Principles of Evolution

Principles of Evolution
Author: Jonathan Bard
Publsiher: Garland Science
Total Pages: 375
Release: 2016-09-23
Genre: Science
ISBN: 9781351854764

Download Principles of Evolution Book in PDF, Epub and Kindle

Principles of Evolution covers all aspects of the subject. Following an introductory section that provides necessary background, it has chapters on the evidence for evolution that cover the fossil record, DNA-sequence homologies, and protein homologies (evo-devo). It also includes a full history of life from the first universal common ancestor, through the rise of the eukaryote and on to the major groups of phyla. This section is followed by one on the mechanism of evolution with chapters on variation, selection and speciation.
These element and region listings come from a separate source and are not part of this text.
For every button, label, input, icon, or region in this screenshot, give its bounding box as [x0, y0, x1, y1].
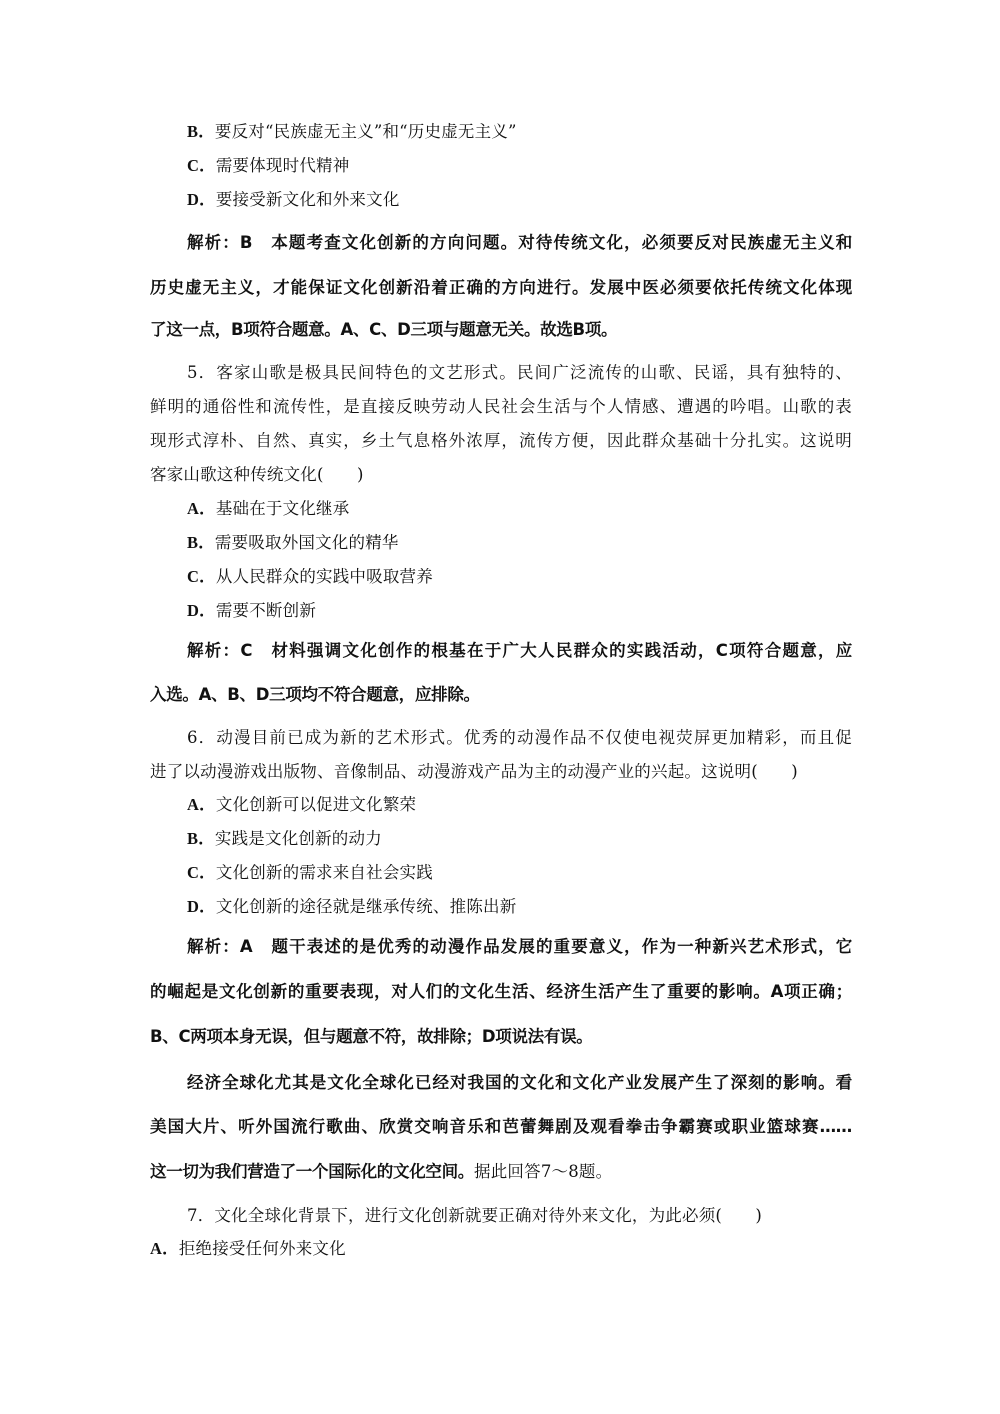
option-text: 文化创新可以促进文化繁荣 [216, 795, 416, 814]
analysis-text: 题干表述的是优秀的动漫作品发展的重要意义，作为一种新兴艺术形式，它 [271, 937, 852, 956]
analysis-label: 解析：A [187, 937, 252, 956]
option-key: B． [187, 533, 215, 552]
option-text: 需要吸取外国文化的精华 [215, 533, 399, 552]
option-text: 要反对“民族虚无主义”和“历史虚无主义” [215, 122, 517, 141]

The main part of the book ends with a chapter on human evolution and this is followed by appendices that expand on the making of fossils, the history of the subject and creationism. What marks this book as different from others on evolution is its systems-biology perspective. This new area focuses on the role of protein networks and on multi-level complexity, and is used in three contexts. First, most biological activity is driven by such networks and this has direct implications for understanding evo-devo and for seeing how variation is initiated, mainly during embryogenesis. Second, it provides the natural language for discussing phylogenetics. Third, evolutionary change involves events at levels ranging from the genome to the ecosystem and systems biology provides a context for integrating material of this complexity. The book assumes a basic grounding in biology but little mathematics as the difficult subject of evolutionary population genetics is mainly covered qualitatively, with major results being discussed and used rather than derived. Principles of Evolution will be an interesting and thought-provoking text for undergraduates and graduates across the biological sciences.